Nifty vs. Thrifty

Thursday, July 30, 2009

Are you a nag?


Do you feel like you are often asking, begging, or pleading for something to happen and no one listens? Maybe you need a different approach!

Women are often not very good at putting healthy boundaries in place. It is often seen as “being a bitch” if you put your foot down on something. But this isn’t so. Putting your foot down on something and then giving consequences is often a healthy and productive way of getting to a solution.

Children, especially, crave limits and boundaries. They will often push you to your limits to find out if you really mean what you say and if they are safe someone who is confident and secure. This set of behaviors which invole testing starts at a very young age and can easily go into adulthood. There are steps you can take to allow a more productive outcome (and a happier family dynamic!)

First, ask yourself if the expectation is reasonable (i.e. is it fair to make my 3 year old clean the toilet rim every time he pees for example, or do I need to just choose my battles).
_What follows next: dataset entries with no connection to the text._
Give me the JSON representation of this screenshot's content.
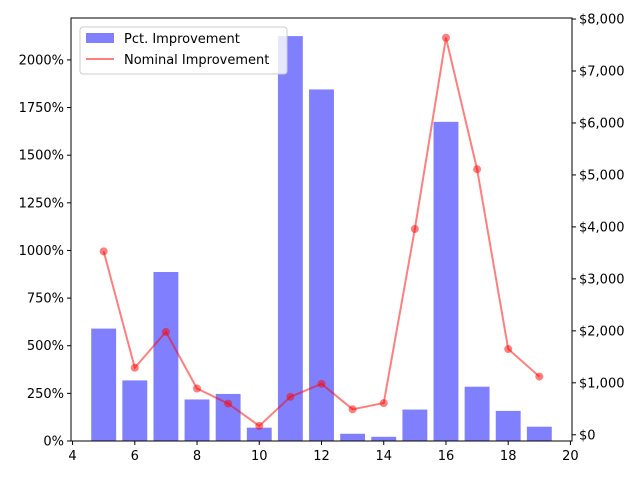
{
  "chart_data": {
    "type": "bar+line",
    "title": "",
    "xlabel": "",
    "ylabel": "",
    "x": [
      5,
      6,
      7,
      8,
      9,
      10,
      11,
      12,
      13,
      14,
      15,
      16,
      17,
      18,
      19
    ],
    "x_ticks": [
      4,
      6,
      8,
      10,
      12,
      14,
      16,
      18,
      20
    ],
    "x_tick_labels": [
      "4",
      "6",
      "8",
      "10",
      "12",
      "14",
      "16",
      "18",
      "20"
    ],
    "xlim": [
      3.95,
      20.05
    ],
    "series": [
      {
        "name": "Pct. Improvement",
        "type": "bar",
        "axis": "left",
        "color": "#8080ff",
        "values": [
          590,
          318,
          887,
          218,
          247,
          70,
          2125,
          1845,
          38,
          22,
          165,
          1675,
          285,
          158,
          75
        ]
      },
      {
        "name": "Nominal Improvement",
        "type": "line",
        "axis": "right",
        "color": "#ff0000",
        "values": [
          3530,
          1290,
          1980,
          890,
          600,
          170,
          730,
          980,
          490,
          610,
          3960,
          7640,
          5110,
          1650,
          1120
        ]
      }
    ],
    "y_left": {
      "lim": [
        0,
        2220
      ],
      "ticks": [
        0,
        250,
        500,
        750,
        1000,
        1250,
        1500,
        1750,
        2000
      ],
      "tick_labels": [
        "0%",
        "250%",
        "500%",
        "750%",
        "1000%",
        "1250%",
        "1500%",
        "1750%",
        "2000%"
      ]
    },
    "y_right": {
      "lim": [
        -120,
        8020
      ],
      "ticks": [
        0,
        1000,
        2000,
        3000,
        4000,
        5000,
        6000,
        7000,
        8000
      ],
      "tick_labels": [
        "$0",
        "$1,000",
        "$2,000",
        "$3,000",
        "$4,000",
        "$5,000",
        "$6,000",
        "$7,000",
        "$8,000"
      ]
    },
    "legend": {
      "position": "top-left",
      "entries": [
        "Pct. Improvement",
        "Nominal Improvement"
      ]
    },
    "grid": false
  }
}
Next, if your expectation is reasonable, set the rules and expectations in a clear, age appropriate way and explain why it is necessary for the problem to be solved (i.e. “You room needs to stay clean so that it’s a safe place and you learn responsibility when you’re on your own”. A three, for example, they do not need to know all the reasons other than you are the parent and that you know whats best for them. Then explain the consequences.

Consequences are tough but a necessary part of raising a child. If your child doesn’t learn consequences now it will be a lot tougher when they are out on their own and they don’t think they have to pay their bills or get to their job on time. When giving consequences, do it in a direct and unemotional way. DO NOT DISCUSS DURING THE CONSEQUENCE!! You can discuss later if appropriate but NEVER during the consequence. IF you get in a debate about it then it will seem like you are trying to prove yourself as if what you’re saying may be negotiable. If you have thought long and hard about this situation than feel confident that you are doing the right thing. Believe me, they will respect you for it later!

Are you sick of asking your husband or significant other for the same thing over and over again? Think about the problem and the solution and sit down with your husband and explain that you do not want to keep discussing this problem and therefore ask him how the 2 of you can solve the problem as a team. Use “we” statements. Instead of “you” need to fix this problem, say “we” need to fix this problem! If the problem is that you need more help around the house for example, explain how you feel than set boundaries by stating that if the problem doesn’t change than you will need to hire someone (for example). Set a deadline and then drop the issue. Sometimes it takes some creativity to come up with a solution that works for both of you so be open minded.

If you’re a person who is known to give empty threats than it will take some time for people to learn that you mean what you say and this can be a grueling task for all involved. Hang in there…the payoffs will be a happier you and ultimately a happier family!!